Parks had a swim coach named Zack. When he learned that she was going to try to swim again, he encouraged her to get back in the water. As she started swimming, she began losing the weight she had gained. But still, many people asked what had happened to her.

Parks was always nervous about her scars, but Zack was often there to answer the questions for her. He was a tender mercy in her life.

Slowly, the doctors started weaning Parks off the medications. After three years, she had one of her scheduled doctor’s visits. As she sat, the doctor examined her and said this would be her last visit. She was in remission. The disease wasn’t gone, it was asleep.

“I felt so relieved but also shocked,” Ashley said. “God’s promise had been fulfilled. Maybe three years wasn’t the shortest time, but it did end.”

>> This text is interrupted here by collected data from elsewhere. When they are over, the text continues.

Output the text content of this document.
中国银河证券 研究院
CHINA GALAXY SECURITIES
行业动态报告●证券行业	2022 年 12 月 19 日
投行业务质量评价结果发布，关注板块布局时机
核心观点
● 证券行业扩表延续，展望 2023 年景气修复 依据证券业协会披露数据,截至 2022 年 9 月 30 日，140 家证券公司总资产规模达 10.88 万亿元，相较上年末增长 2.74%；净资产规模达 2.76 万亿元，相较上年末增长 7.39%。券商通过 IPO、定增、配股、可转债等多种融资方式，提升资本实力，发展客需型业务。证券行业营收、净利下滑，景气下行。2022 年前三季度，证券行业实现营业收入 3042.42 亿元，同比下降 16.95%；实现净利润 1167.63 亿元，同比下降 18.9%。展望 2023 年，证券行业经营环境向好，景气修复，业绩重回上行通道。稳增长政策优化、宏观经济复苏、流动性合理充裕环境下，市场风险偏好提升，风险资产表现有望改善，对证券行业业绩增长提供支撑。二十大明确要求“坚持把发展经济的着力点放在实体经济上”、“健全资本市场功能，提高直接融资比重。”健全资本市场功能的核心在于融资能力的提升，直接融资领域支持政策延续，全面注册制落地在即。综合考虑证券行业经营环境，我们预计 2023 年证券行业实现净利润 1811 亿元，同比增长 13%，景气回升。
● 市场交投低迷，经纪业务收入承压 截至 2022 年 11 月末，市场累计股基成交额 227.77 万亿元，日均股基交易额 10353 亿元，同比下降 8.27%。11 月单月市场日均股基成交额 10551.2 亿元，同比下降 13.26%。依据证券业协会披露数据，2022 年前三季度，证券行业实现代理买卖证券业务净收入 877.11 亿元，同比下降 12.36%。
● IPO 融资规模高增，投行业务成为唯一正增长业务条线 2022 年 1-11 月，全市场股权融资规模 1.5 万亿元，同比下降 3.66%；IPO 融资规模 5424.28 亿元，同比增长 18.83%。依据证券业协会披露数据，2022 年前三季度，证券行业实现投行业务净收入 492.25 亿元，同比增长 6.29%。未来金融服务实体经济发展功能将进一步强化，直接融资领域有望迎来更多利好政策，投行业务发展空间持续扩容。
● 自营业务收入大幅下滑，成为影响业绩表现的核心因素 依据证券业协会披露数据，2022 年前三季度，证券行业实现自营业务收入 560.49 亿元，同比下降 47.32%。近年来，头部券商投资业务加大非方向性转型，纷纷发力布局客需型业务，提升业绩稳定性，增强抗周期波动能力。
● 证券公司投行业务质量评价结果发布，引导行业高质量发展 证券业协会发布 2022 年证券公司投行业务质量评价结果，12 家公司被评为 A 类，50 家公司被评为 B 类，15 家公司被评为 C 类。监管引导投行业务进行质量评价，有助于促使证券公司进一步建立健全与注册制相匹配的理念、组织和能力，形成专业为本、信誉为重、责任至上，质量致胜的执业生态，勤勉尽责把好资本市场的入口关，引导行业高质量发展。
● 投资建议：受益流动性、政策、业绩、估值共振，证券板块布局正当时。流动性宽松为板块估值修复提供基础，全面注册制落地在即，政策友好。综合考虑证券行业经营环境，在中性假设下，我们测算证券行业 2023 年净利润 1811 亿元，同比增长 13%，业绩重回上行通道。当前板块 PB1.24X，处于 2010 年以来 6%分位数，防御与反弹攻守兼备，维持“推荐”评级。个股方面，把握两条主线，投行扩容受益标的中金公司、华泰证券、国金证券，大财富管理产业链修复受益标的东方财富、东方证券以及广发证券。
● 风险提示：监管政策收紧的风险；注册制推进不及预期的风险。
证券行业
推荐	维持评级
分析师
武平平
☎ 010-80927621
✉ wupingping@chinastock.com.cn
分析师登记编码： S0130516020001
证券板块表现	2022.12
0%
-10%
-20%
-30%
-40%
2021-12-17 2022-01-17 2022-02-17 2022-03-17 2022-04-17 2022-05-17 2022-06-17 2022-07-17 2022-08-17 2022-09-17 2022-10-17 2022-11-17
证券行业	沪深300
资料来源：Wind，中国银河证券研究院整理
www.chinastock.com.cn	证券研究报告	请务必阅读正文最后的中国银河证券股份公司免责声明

Through it all, Parks learned more about herself.

“No matter what trials we have, no matter the pain we feel, no matter any inconvenience whatsoever in our lives, it is all for a reason of our benefit to turn to our Savior and turn to our Heavenly Father and know that we can get through hard things,” Parks said.

Parks struggled not having control over her healing, but she finally accepted that while she couldn’t do anything about her situation, she could trust in someone who could.

“Something I’ve developed is the fear of not being in control of things,” Parks said. “But I learned that I can get through anything. Anything that comes my way, I can get through with my family and friends and most importantly, my Father in Heaven and Savior.”